Now, if you don't want to reconstruct the matrix A but a version of it based on a different set of singular values -- for example to achieve some dimensionality reduction -- this is easy because NumPy already provides the appropriate functions. First, get the singular values with

>>> U, S, Vh, s = w_svd(A, returns="U, S, Vh, s")

then replace the vector of singular values s with a modified vector s2 and inject the result in S

>>> s2 = ...
>>> from numpy import fill_diagonal
>>> fill_diagonal(S, s)
>>> A2 = dot(U, dot(S, Vh))

The New API

The redesigned svd function now has arguably a simpler and more consistent interface:

  • The simplest and most common usage follows closely the domain conventions,

  • The "configurable return values" pattern is supported with the extra parameter returns

  • The ad hoc parameter compute_uv is not needed anymore.

  • Two helper functions svdvals and diagsvd are not needed anymore

The description of parameters and returned values is only slightly different2:

Parameters

  • A: (M, N) array_like

    Matrix to decompose.

  • ...

  • returns: string, optional

    Select the returned values, among U, S, s, V and Vh. Default is "U, S, V".

Returns

The selection of return values is configurable with the returns parameter.

  • U: ndarray

    Unitary matrix having left singular vectors as columns.

  • S : ndarray

    A matrix with the singular values of A, sorted in non-increasing order, in the main diagonal and zeros elsewhere.

  • V: ndarray

    Unitary matrix having right singular vectors as columns.

  • s: ndarray, not returned by default

    The singular values, sorted in non-increasing order.

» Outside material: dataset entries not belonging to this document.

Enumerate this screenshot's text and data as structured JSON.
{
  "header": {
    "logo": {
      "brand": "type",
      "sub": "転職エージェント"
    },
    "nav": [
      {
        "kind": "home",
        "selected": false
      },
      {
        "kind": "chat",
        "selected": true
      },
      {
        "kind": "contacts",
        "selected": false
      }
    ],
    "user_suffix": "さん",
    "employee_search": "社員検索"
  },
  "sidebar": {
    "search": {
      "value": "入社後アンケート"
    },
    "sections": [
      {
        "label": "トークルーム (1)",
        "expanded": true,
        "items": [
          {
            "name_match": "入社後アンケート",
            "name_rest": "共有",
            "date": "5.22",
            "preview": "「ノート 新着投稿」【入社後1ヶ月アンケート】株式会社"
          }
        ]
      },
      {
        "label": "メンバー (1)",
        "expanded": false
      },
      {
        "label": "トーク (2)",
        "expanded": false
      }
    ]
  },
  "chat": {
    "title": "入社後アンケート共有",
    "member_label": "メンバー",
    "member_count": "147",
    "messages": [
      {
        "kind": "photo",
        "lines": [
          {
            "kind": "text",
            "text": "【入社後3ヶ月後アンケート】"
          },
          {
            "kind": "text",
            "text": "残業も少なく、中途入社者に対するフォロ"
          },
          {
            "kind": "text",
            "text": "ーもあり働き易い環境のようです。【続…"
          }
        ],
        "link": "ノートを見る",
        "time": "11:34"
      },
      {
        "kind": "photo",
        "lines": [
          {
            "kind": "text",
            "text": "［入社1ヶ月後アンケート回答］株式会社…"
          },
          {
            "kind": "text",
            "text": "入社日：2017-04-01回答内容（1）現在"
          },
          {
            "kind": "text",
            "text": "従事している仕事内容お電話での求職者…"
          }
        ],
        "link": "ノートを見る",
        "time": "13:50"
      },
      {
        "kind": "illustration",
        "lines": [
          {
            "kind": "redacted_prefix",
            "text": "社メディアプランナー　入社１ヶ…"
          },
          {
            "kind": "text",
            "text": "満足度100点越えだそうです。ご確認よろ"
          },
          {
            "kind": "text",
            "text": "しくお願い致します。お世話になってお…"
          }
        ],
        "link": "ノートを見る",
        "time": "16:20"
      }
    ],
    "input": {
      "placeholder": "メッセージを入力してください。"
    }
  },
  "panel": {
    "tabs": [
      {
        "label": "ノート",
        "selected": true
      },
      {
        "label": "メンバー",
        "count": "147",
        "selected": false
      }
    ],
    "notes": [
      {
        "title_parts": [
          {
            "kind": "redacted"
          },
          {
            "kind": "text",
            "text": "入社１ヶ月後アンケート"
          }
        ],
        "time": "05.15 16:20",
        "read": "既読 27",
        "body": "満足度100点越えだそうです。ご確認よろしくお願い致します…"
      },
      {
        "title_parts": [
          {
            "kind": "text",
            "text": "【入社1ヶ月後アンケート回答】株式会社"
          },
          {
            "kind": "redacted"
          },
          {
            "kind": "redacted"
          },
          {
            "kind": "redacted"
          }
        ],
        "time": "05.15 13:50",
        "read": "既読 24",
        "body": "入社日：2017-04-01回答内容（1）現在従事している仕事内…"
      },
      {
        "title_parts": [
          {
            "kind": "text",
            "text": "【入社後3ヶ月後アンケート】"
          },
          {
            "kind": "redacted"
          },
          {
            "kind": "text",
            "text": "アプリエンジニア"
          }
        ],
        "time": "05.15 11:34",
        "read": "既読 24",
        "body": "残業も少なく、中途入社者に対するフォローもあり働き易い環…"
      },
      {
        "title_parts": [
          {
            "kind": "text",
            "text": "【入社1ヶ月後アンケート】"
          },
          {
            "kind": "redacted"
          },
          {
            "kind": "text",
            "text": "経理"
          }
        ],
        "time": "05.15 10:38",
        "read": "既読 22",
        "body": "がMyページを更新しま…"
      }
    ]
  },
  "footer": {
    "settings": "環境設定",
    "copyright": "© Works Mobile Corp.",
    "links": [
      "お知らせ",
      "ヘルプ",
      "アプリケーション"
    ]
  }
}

  • Vh: ndarray, not returned by default

    Conjugate transpose of V


  1. For example, if

      >>> A = [[ 0.0, -2.0,  0.0],
      ...      [ 1.0,  0.0,  0.0]]
    

    then

      >>> U
      array([[1.,  0.],
            [ 0.,  1.]])
      >>> s 
      array([ 2.,  1.])
      >>> Vh 
      array([[ 0., -1.,  0.],
             [ 1.,  0.,  0.],
             [ 0.,  0.,  1.]])
    

  2. we have omitted any reference to the the parameters full_matrices, overwrite_a, check_finite and lapack_driver since the behavior of svd has not changed in this respect. Refer to the Scipy documentation for details.